Collective near-field coupling in infrared-phononic metasurfaces for nano-light canalization

TL;DR

This paper explores the topological transition in infrared-phononic metasurfaces, demonstrating how near-field coupling of nanoribbons induces a shift from hyperbolic to elliptical dispersion, enabling diffraction-less polariton propagation.

Contribution

It provides the first experimental observation of a synthetic phonon resonance causing a topological transition in hBN metasurfaces, and visualizes subwavelength canalization modes.

Findings

Observation of synthetic transverse optical phonon resonance

Visualization of subwavelength canalization mode

Identification of topological transition from hyperbolic to elliptical dispersion

Abstract

Polaritons, coupled excitations of photons and dipolar matter excitations, can propagate along anisotropic metasurfaces with either hyperbolic or elliptical dispersion. At the transition from hyperbolic to elliptical dispersion (corresponding to a topological transition), various intriguing phenomena are found, such as an enhancement of the photonic density of states, polariton canalization and hyperlensing. Here we investigate theoretically and experimentally the topological transition and the polaritonic coupling of deeply subwavelength elements in a uniaxial infrared-phononic metasurface, a grating of hexagonal boron nitride (hBN) nanoribbons.
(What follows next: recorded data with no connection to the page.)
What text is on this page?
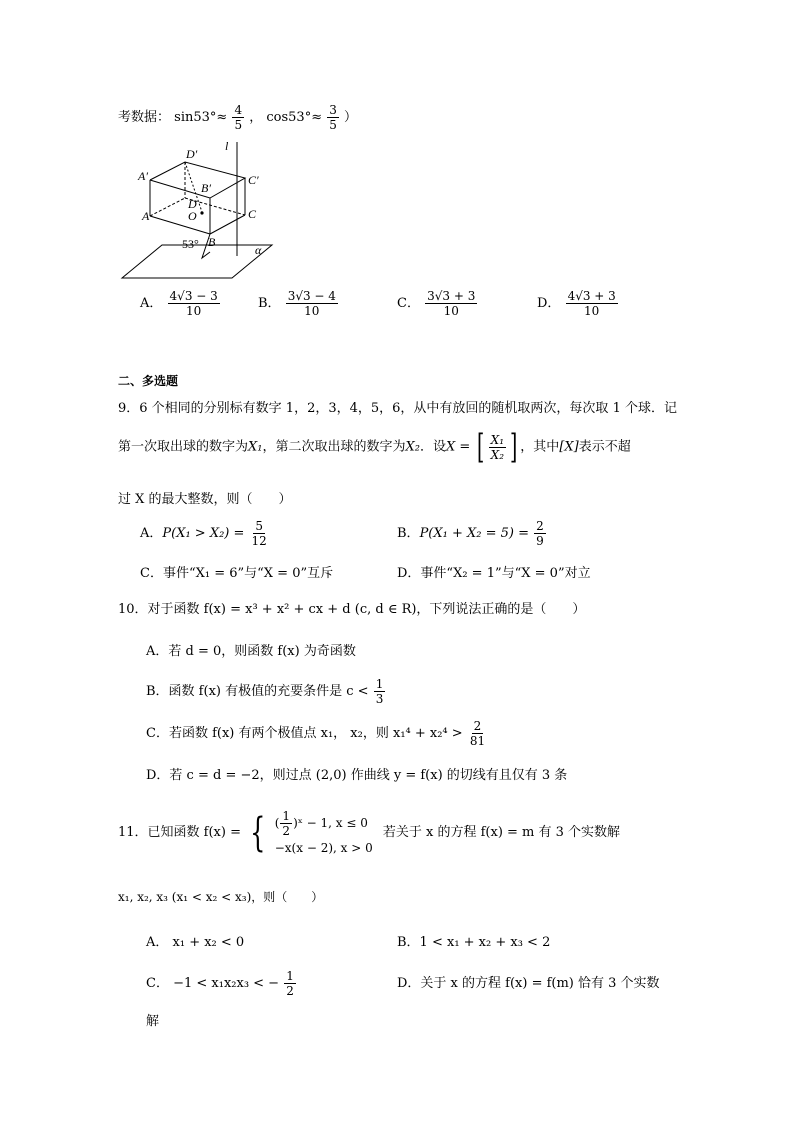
考数据： $\sin 53^\circ\approx \frac{4}{5}$ ， $\cos 53^\circ\approx \frac{3}{5}$ ）
D′
l
A′
B′
C′
D
A	O	C
B
53°	α
A． $\frac{4√3 - 3}{10}$	B． $\frac{3√3 - 4}{10}$	C． $\frac{3√3 + 3}{10}$	D． $\frac{4√3 + 3}{10}$
二、多选题
9．6 个相同的分别标有数字 1，2，3，4，5，6，从中有放回的随机取两次，每次取 1 个球．记
第一次取出球的数字为X₁，第二次取出球的数字为X₂．设X = [ $\frac{\text{X₁}}{\text{X₂}}$ ] ，其中[X]表示不超
过 X 的最大整数，则（　　）
A．$P(X_1 > X_2) = \frac{5}{12}$	B．$P(X_1 + X_2 = 5) = \frac{2}{9}$
C．事件“X₁ = 6”与“X = 0”互斥	D．事件“X₂ = 1”与“X = 0”对立
10．对于函数 f(x) = x³ + x² + cx + d (c, d ∈ R)，下列说法正确的是（　　）
A．若 d = 0，则函数 f(x) 为奇函数
B．函数 f(x) 有极值的充要条件是 $c < \frac{1}{3}$
C．若函数 f(x) 有两个极值点 x₁， x₂，则 $x_1^4 + x_2^4 > \frac{2}{81}$
D．若 c = d = −2，则过点 (2,0) 作曲线 y = f(x) 的切线有且仅有 3 条
11．已知函数 f(x) = { ( $\frac{1}{2}$ )ˣ − 1, x ≤ 0
−x(x − 2), x > 0
若关于 x 的方程 f(x) = m 有 3 个实数解
x₁, x₂, x₃ (x₁ < x₂ < x₃)，则（　　）
A． x₁ + x₂ < 0	B．1 < x₁ + x₂ + x₃ < 2
C． −1 < x₁x₂x₃ < − $\frac{1}{2}$	D．关于 x 的方程 f(x) = f(m) 恰有 3 个实数
解
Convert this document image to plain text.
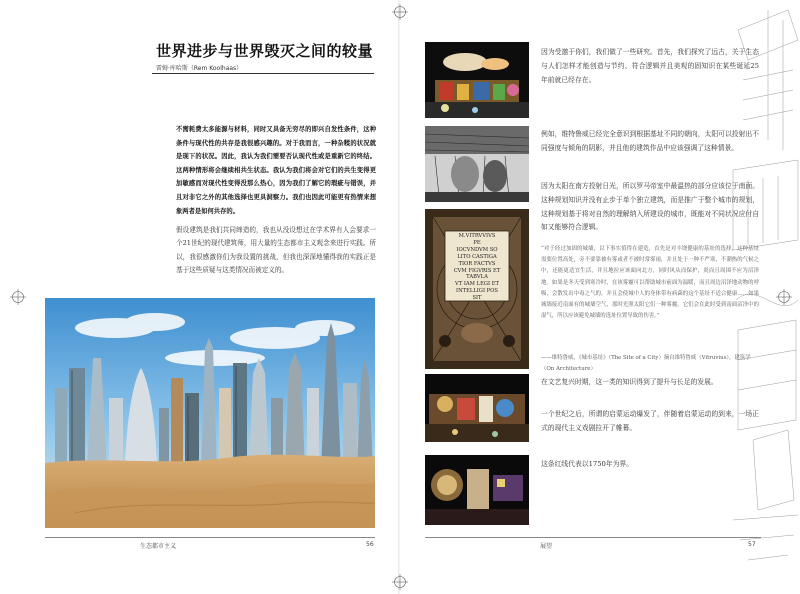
世界进步与世界毁灭之间的较量
雷姆·库哈斯（Rem Koolhaas）
不需耗费太多能源与材料，同时又具备无穷尽的即兴自发性条件，这种条件与现代性的共存是我很感兴趣的。对于我而言，一种杂糅的状况就是现下的状况。因此，我认为我们需要否认现代性或是重新它的终结。这两种情形将会继续相共生状态。我认为我们将会对它们的共生变得更加敏感而对现代性变得没那么热心，因为我们了解它的瑕疵与错误，并且对非它之外的其他选择也更具洞察力。我们也因此可能更有热情来想象两者是如何共存的。
假设建筑是我们共同缔造的，我也从没设想过在学术界有人会要求一个21世纪的现代建筑师，用大量的生态都市主义观念来进行实践。所以，我很感激你们为我设置的挑战，但我也深深地懂得我的实践正是基于这些质疑与这类情况而被定义的。
生态都市主义	56
M.VITRVVIVS
PE
IOCVNDVM SO
LITO CASTIGA
TIOR FACTVS
CVM FIGVRIS ET
TABVLA
VT IAM LEGI ET
INTELLIGI POS
SIT
因为受邀于你们，我们做了一些研究。首先，我们探究了远古，关于生态与人们怎样才能创造与节约、符合逻辑并且美观的固知识在某些诞延25年前就已经存在。
例如，维特鲁威已经完全意识到根据基址不同的朝向，太阳可以投射出不同强度与倾角的阴影，并且他的建筑作品中应该强调了这种情景。
因为太阳在南方投射日光，所以罗马帝室中最温热的部分应该位于南面。这种规划知识并没有止步于单个独立建筑，而是推广于整个城市的规划，这种规划基于将对自然的理解纳入所建设的城市，既能对不同状况应付自如又能够符合逻辑。
“对于经过加固的城墙，以下事实值得在建造，首先是对丰饶健康的基址的选择，这种基址需要位置高处，旁不要靠被有雾或者不被时常雾雨，并且处于一种不严寒，不潮热的气候之中，还能更适宜生活，并且地拉应该面向北方，同时风从而保护，炎而且周围不应为沼泽地。如果是冬天受到寒冷时，在该雾霾可以帮助城市前面为温暖，而且周边沼泽地动物的呼吸，会散发出中毒之气的，并且会使城中人的身体带有病菌的这个基址不适合健康……如果城墙接近南面有的城墙空气，那时光照太阳它们一种雾霾。它们会在此时受到南面沼泽中的湿气，所以应该避免城墙的选址位置导致的伤害。”
——维特鲁威，《城市基址》（The Site of a City）摘自维特鲁威（Vitruvius），建筑学（On Architecture）
在文艺复兴时期，这一类的知识得到了提升与长足的发展。
一个世纪之后，所谓的启蒙运动爆发了，伴随着启蒙运动的到来，一场正式的现代主义戏剧拉开了帷幕。
这条红线代表以1750年为界。
展望	57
By hyperspectral infrared nanoimaging, we observe, for the first time, a synthetic transverse optical phonon resonance (that is, the strong collective near-field coupling of the nanoribbons) in the middle of the hBN Reststrahlen band, yielding a topological transition from hyperbolic to elliptical dispersion. We further visualize and characterize the spatial evolution of a deeply subwavelength canalization mode near the transition frequency, which is a collimated polariton that is the basis for hyperlensing and diffraction-less propagation. Our results provide fundamental insights into the role of polaritonic near-field coupling in metasurfaces for creating topological transitions and polariton canalization.